Cross-collaboration between departments, and state-by-state partnerships, are the future of government IT. Departments will increasingly rely on private sector partners to build and manage solutions that provide resources across them all.
In doing so, they’ll be able to achieve much more and deliver a better and more cohesive experience to the public.
The Need for Collaboration
There is no better example of the benefits of a collaborative approach in business and technology than when dealing with the greatest natural threat in Australia: Bushfires.
As noted in this article at Government News, over the course of history, a collaborative, national approach has allowed us to greatly reduce fire risks in cities. The conflagration that destroyed London in 1666 is unlikely to happen again, because society coalesced behind fire-safe construction and now cities don’t burn as easily.
Now, we sit on top of endless pools of data that could help us identify and preemptively address fire threats in the natural world. The Bureau of Meteorology now has a 90% accuracy rating. We have the potential to leverage this data and capabilities to develop AI models and bring “bushfire intelligence” to our management of each summer season.
But these things require great pools of resources, and therefore the potential for waste. If these things are implemented by each state “going it alone,” the duplication of resource expenditure would be monumental, and make efficient collaboration between departments when it is necessary more difficult than it needs to be.
And that’s if there are even enough resources available in the first place for each state to develop its own plan.
The traditional model of each state and department independently developing and implementing its own IT solutions is no longer sustainable. This shift is driven by several factors, including the need to avoid duplication of effort, address skills shortages, and comply with federal mandates. Nearly 70% of IT jobs are in shortage around Australia, and the nation faces a skills challenge not seen in six decades. Many organisations are experiencing an expertise deficiency and competency crisis as they lack the quality and quantity of specialised talent necessary to achieve their business objectives.
If, however, the six states and two territories were to collaborate on resources, and find the right support to bring them together, suddenly these shortages wouldn’t be as biting. Suddenly, it becomes possible to be more adventurous and ambitious when looking at what IT can deliver.

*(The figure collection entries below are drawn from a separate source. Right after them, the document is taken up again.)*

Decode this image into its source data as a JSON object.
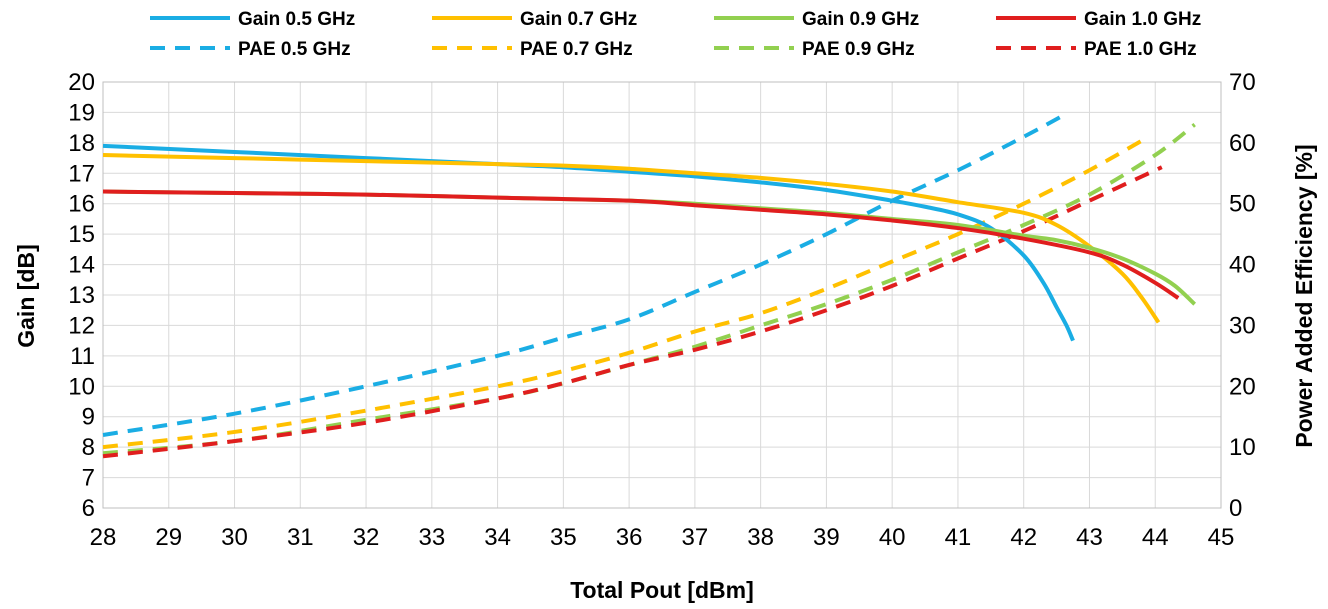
{
  "chart_data": {
    "type": "line",
    "title": "",
    "xlabel": "Total Pout [dBm]",
    "ylabel_left": "Gain [dB]",
    "ylabel_right": "Power Added Efficiency [%]",
    "xlim": [
      28,
      45
    ],
    "ylim_left": [
      6,
      20
    ],
    "ylim_right": [
      0,
      70
    ],
    "x_ticks": [
      28,
      29,
      30,
      31,
      32,
      33,
      34,
      35,
      36,
      37,
      38,
      39,
      40,
      41,
      42,
      43,
      44,
      45
    ],
    "y_left_ticks": [
      6,
      7,
      8,
      9,
      10,
      11,
      12,
      13,
      14,
      15,
      16,
      17,
      18,
      19,
      20
    ],
    "y_right_ticks": [
      0,
      10,
      20,
      30,
      40,
      50,
      60,
      70
    ],
    "grid": true,
    "legend_position": "top",
    "series": [
      {
        "name": "Gain 0.5 GHz",
        "axis": "left",
        "color": "#1AADE4",
        "dash": false,
        "x": [
          28,
          30,
          32,
          34,
          35,
          36,
          37,
          38,
          39,
          40,
          40.5,
          41,
          41.5,
          42,
          42.3,
          42.5,
          42.65,
          42.75
        ],
        "y": [
          17.9,
          17.7,
          17.5,
          17.3,
          17.2,
          17.05,
          16.9,
          16.7,
          16.45,
          16.1,
          15.9,
          15.65,
          15.2,
          14.3,
          13.4,
          12.6,
          12.0,
          11.5
        ]
      },
      {
        "name": "Gain 0.7 GHz",
        "axis": "left",
        "color": "#FFC000",
        "dash": false,
        "x": [
          28,
          30,
          32,
          34,
          35,
          36,
          37,
          38,
          39,
          40,
          41,
          42,
          42.5,
          43,
          43.5,
          43.8,
          44.05
        ],
        "y": [
          17.6,
          17.5,
          17.4,
          17.3,
          17.25,
          17.15,
          17.0,
          16.85,
          16.65,
          16.4,
          16.05,
          15.7,
          15.3,
          14.6,
          13.7,
          12.9,
          12.1
        ]
      },
      {
        "name": "Gain 0.9 GHz",
        "axis": "left",
        "color": "#92D050",
        "dash": false,
        "x": [
          28,
          30,
          32,
          34,
          36,
          37,
          38,
          39,
          40,
          41,
          42,
          42.5,
          43,
          43.5,
          44,
          44.3,
          44.6
        ],
        "y": [
          16.4,
          16.35,
          16.3,
          16.2,
          16.1,
          16.0,
          15.85,
          15.7,
          15.5,
          15.3,
          14.95,
          14.8,
          14.55,
          14.2,
          13.7,
          13.3,
          12.7
        ]
      },
      {
        "name": "Gain 1.0 GHz",
        "axis": "left",
        "color": "#E01E1E",
        "dash": false,
        "x": [
          28,
          30,
          32,
          34,
          36,
          37,
          38,
          39,
          40,
          41,
          42,
          43,
          43.5,
          44,
          44.35
        ],
        "y": [
          16.4,
          16.35,
          16.3,
          16.2,
          16.1,
          15.95,
          15.8,
          15.65,
          15.45,
          15.2,
          14.85,
          14.4,
          14.0,
          13.4,
          12.9
        ]
      },
      {
        "name": "PAE 0.5 GHz",
        "axis": "right",
        "color": "#1AADE4",
        "dash": true,
        "x": [
          28,
          30,
          32,
          34,
          35,
          36,
          37,
          38,
          39,
          40,
          41,
          42,
          42.6
        ],
        "y": [
          12,
          15.5,
          20,
          25,
          28,
          31,
          35.5,
          40,
          45,
          50.5,
          55.5,
          61,
          64.5
        ]
      },
      {
        "name": "PAE 0.7 GHz",
        "axis": "right",
        "color": "#FFC000",
        "dash": true,
        "x": [
          28,
          30,
          32,
          34,
          35,
          36,
          37,
          38,
          39,
          40,
          41,
          42,
          43,
          43.9
        ],
        "y": [
          10,
          12.5,
          16,
          20,
          22.5,
          25.5,
          29,
          32,
          36,
          40.5,
          45,
          50,
          55.5,
          61
        ]
      },
      {
        "name": "PAE 0.9 GHz",
        "axis": "right",
        "color": "#92D050",
        "dash": true,
        "x": [
          28,
          30,
          32,
          34,
          35,
          36,
          37,
          38,
          39,
          40,
          41,
          42,
          43,
          44,
          44.6
        ],
        "y": [
          9,
          11,
          14.5,
          18,
          20.5,
          23.5,
          26.5,
          30,
          33.5,
          37.5,
          42,
          46.5,
          51.5,
          58,
          63
        ]
      },
      {
        "name": "PAE 1.0 GHz",
        "axis": "right",
        "color": "#E01E1E",
        "dash": true,
        "x": [
          28,
          30,
          32,
          34,
          35,
          36,
          37,
          38,
          39,
          40,
          41,
          42,
          43,
          44.1
        ],
        "y": [
          8.5,
          11,
          14,
          18,
          20.5,
          23.5,
          26,
          29,
          32.5,
          36.5,
          41,
          45.5,
          50.5,
          56
        ]
      }
    ]
  }
}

Cyber security: The digital “bushfires”
Australia currently has an ambitious vision for cyber security. The “six cyber shields” concept calls for a nationwide approach to cyber security, and impresses the need for more investment, stronger protections, and greater regulation across both the public and private sectors.

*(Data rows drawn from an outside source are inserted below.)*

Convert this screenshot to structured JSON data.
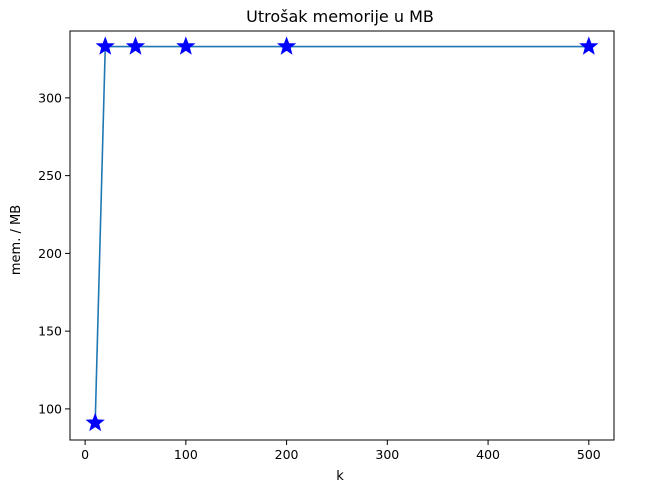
{
  "chart_data": {
    "type": "line",
    "title": "Utrošak memorije u MB",
    "xlabel": "k",
    "ylabel": "mem. / MB",
    "xlim": [
      -15,
      525
    ],
    "ylim": [
      80,
      343
    ],
    "xticks": [
      0,
      100,
      200,
      300,
      400,
      500
    ],
    "yticks": [
      100,
      150,
      200,
      250,
      300
    ],
    "grid": false,
    "series": [
      {
        "x": [
          10,
          20,
          50,
          100,
          200,
          500
        ],
        "y": [
          91,
          333,
          333,
          333,
          333,
          333
        ],
        "line_color": "#1f77b4",
        "marker": "star",
        "marker_color": "#0000ff"
      }
    ]
  }
}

And yet, as Associate Professor in the School of Engineering at RMIT University Mark Gregory noted in a column at InnovationAus, Australia is simply not ready for the next wave of cyber crime innovation, and the country “lags international best practice.”

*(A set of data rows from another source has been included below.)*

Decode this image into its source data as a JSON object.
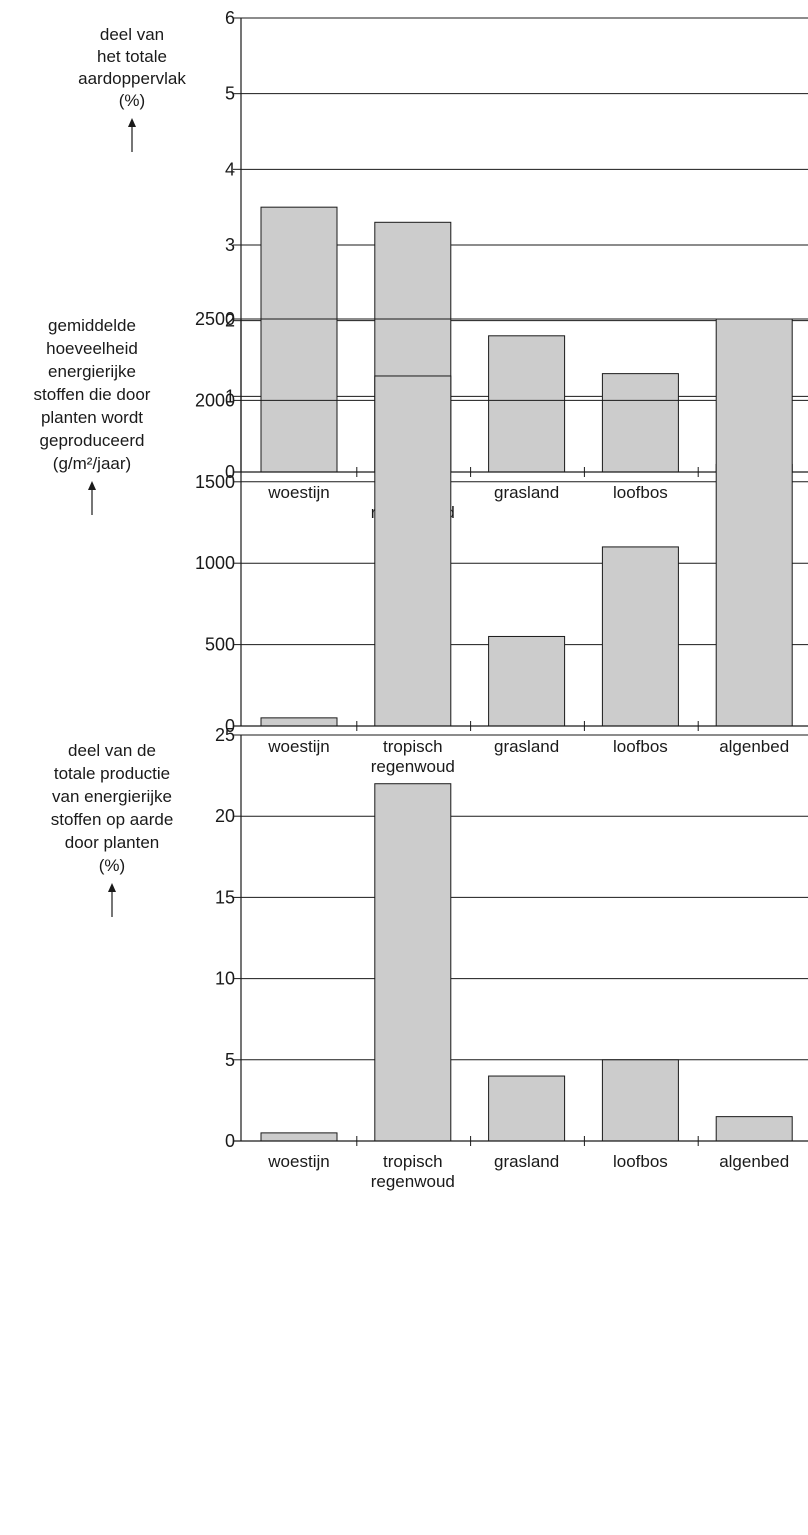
{
  "chart_data": [
    {
      "type": "bar",
      "ylabel_lines": [
        "deel van",
        "het totale",
        "aardoppervlak",
        "(%)"
      ],
      "categories": [
        [
          "woestijn"
        ],
        [
          "tropisch",
          "regenwoud"
        ],
        [
          "grasland"
        ],
        [
          "loofbos"
        ],
        [
          "algenbed"
        ]
      ],
      "values": [
        3.5,
        3.3,
        1.8,
        1.3,
        0.1
      ],
      "ylim": [
        0,
        6
      ],
      "yticks": [
        0,
        1,
        2,
        3,
        4,
        5,
        6
      ],
      "grid": true,
      "bar_color": "#cccccc"
    },
    {
      "type": "bar",
      "ylabel_lines": [
        "gemiddelde",
        "hoeveelheid",
        "energierijke",
        "stoffen die door",
        "planten wordt",
        "geproduceerd",
        "(g/m²/jaar)"
      ],
      "categories": [
        [
          "woestijn"
        ],
        [
          "tropisch",
          "regenwoud"
        ],
        [
          "grasland"
        ],
        [
          "loofbos"
        ],
        [
          "algenbed"
        ]
      ],
      "values": [
        50,
        2150,
        550,
        1100,
        2500
      ],
      "ylim": [
        0,
        2500
      ],
      "yticks": [
        0,
        500,
        1000,
        1500,
        2000,
        2500
      ],
      "grid": true,
      "bar_color": "#cccccc"
    },
    {
      "type": "bar",
      "ylabel_lines": [
        "deel van de",
        "totale productie",
        "van energierijke",
        "stoffen op aarde",
        "door planten",
        "(%)"
      ],
      "categories": [
        [
          "woestijn"
        ],
        [
          "tropisch",
          "regenwoud"
        ],
        [
          "grasland"
        ],
        [
          "loofbos"
        ],
        [
          "algenbed"
        ]
      ],
      "values": [
        0.5,
        22,
        4,
        5,
        1.5
      ],
      "ylim": [
        0,
        25
      ],
      "yticks": [
        0,
        5,
        10,
        15,
        20,
        25
      ],
      "grid": true,
      "bar_color": "#cccccc"
    }
  ]
}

Skills is a foundational problem here, too, with cyber skills, in particular, reaching the level of a catastrophic shortage. There are real questions about whether government departments can hoover up enough talent to tackle the ambition of the six cyber shields and, even if they can, where that leaves the private sector.
With the vision, the intent, and the investment, Australia has the potential to become a leader in the fight against cyber crime. What it needs is to find a way to do that efficiently. For six states and two territories to stop trying to reinvent the wheel with limited resources and come together to truly innovate in a collaborative approach.
That’s what Australia’s banks are doing. In a landmark decision back in August, the ACCC allowed banks to share data in a bid to combat the epidemic of scams that are siphoning billions from Australians. For a long time, the ACCC resisted this, concerned about how the data might be used in other ways. However, the weight and cost of scams have accelerated exponentially and so, with heavy guards over how the data can be used, the ACCC has realised that the best approach is to bring the combined resources of the banks to bear.
Collaboration works. Collaboration between both between states and their private sector service providers, means the country can develop standardised IT solutions that better meet the needs of everyone.
That collaboration and standardisation means a better and less time-consuming experience for anyone who needs to work across departments or states. It allows for a bolder vision, and it allows the departments to focus on outcomes, and not wrestling with technology problems.
Ultimately, that’s going to be a better outcome for all Australians.